Oh gosh, what a title (and topic) for a blog on construction marketing . . . I’m getting a bit philosophical, but suppose this is as good a time as any to stretch the limits of the topic here, especially on the first day of the northern hemisphere summer when relatively few people are reading these words but several colleagues are working with unusual and unseasonal intensity to get the July issues of our Canadian publications completed.
The issue here is how much do external (environment) and inherent (genetic) traits influence our circumstances, correlated with how much can we control our destiny by our conscious decisions and actions.This three-pointed concept extends to business and marketing decisions, as well.
Take for example this example.
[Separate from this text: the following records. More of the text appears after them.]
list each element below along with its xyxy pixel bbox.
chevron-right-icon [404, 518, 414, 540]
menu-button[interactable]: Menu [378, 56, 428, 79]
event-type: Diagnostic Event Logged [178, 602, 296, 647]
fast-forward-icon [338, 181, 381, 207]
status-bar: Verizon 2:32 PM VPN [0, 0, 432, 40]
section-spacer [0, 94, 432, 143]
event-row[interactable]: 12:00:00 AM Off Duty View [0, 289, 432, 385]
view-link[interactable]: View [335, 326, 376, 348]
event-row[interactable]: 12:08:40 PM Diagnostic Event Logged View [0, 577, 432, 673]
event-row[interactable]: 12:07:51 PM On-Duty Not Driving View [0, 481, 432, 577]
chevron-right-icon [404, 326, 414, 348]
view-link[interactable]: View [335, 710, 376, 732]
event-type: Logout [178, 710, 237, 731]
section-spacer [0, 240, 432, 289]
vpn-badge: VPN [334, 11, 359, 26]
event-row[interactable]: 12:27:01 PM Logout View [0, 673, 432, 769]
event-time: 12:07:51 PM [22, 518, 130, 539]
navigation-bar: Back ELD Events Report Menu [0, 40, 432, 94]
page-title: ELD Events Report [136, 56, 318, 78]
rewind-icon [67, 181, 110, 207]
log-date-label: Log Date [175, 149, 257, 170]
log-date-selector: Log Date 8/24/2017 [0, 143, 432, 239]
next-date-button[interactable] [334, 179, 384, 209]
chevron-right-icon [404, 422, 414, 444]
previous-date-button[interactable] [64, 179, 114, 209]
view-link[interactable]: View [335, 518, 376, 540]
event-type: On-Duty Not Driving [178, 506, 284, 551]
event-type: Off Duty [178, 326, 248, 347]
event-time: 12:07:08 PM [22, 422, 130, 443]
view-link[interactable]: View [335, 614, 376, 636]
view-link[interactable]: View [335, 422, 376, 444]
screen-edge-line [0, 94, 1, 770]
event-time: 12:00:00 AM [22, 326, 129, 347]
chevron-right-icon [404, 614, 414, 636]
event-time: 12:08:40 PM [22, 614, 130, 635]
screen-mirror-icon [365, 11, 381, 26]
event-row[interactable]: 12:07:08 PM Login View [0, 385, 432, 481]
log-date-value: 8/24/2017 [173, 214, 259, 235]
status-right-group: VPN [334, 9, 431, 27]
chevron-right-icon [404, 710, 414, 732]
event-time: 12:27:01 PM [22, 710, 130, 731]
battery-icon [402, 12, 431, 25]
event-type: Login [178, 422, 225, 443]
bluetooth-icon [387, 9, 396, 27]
You work to craft the most powerful and effective presentation, research everything, pull your team together, and get set for the big day, when you have the misfortune to present to a team whose members are experiencing unknown personal stresses. Your audience “listens” to you, but the team leader at the receiving end’s mind is elsewhere, and perhaps because your facial appearance and expressions match the person with whom he is experiencing angst, he “marks you down” on the evaluation criteria; not enough to create a situation where you could prove negative and unwarranted bias, but enough to lower your point scores that your competitor wins the project.
Obviously there isn’t much you could do to avoid problems with these nuanced difficulties.The only obvious solutions to me would be to ensure you have some diversity in your project flow and enough depth in relationships with the overall committee reviewing your work to prevent a single bad day for one person ruining it for you. This would give you two levels of possible recovery — other votes would override the one person’s views, or, if you ultimately fail to win the work, you would have other projects to fill the gap.
The same situation, I expect, applies in your internal organization working environment. We don’t live in isolation, interconnecting with each other, but also with our own personal/family and external relationships. In the ideal world, the best of our personal space integrates with our work, but much is separate and (especially for less-than-positive stuff, or relationships outside of our immediate circle) invisible to people around us. We can draw faulty conclusions and respond in damaging ways based on superficial or incomplete information, obviously.
The best answers here I think combine respect for others, recognition of our weaknesses (and strengths) and an understanding that, while we are responsible for much of what happens to us, we live within our genetics and external environment as well. Things happen. We can choose how to respond and adapt.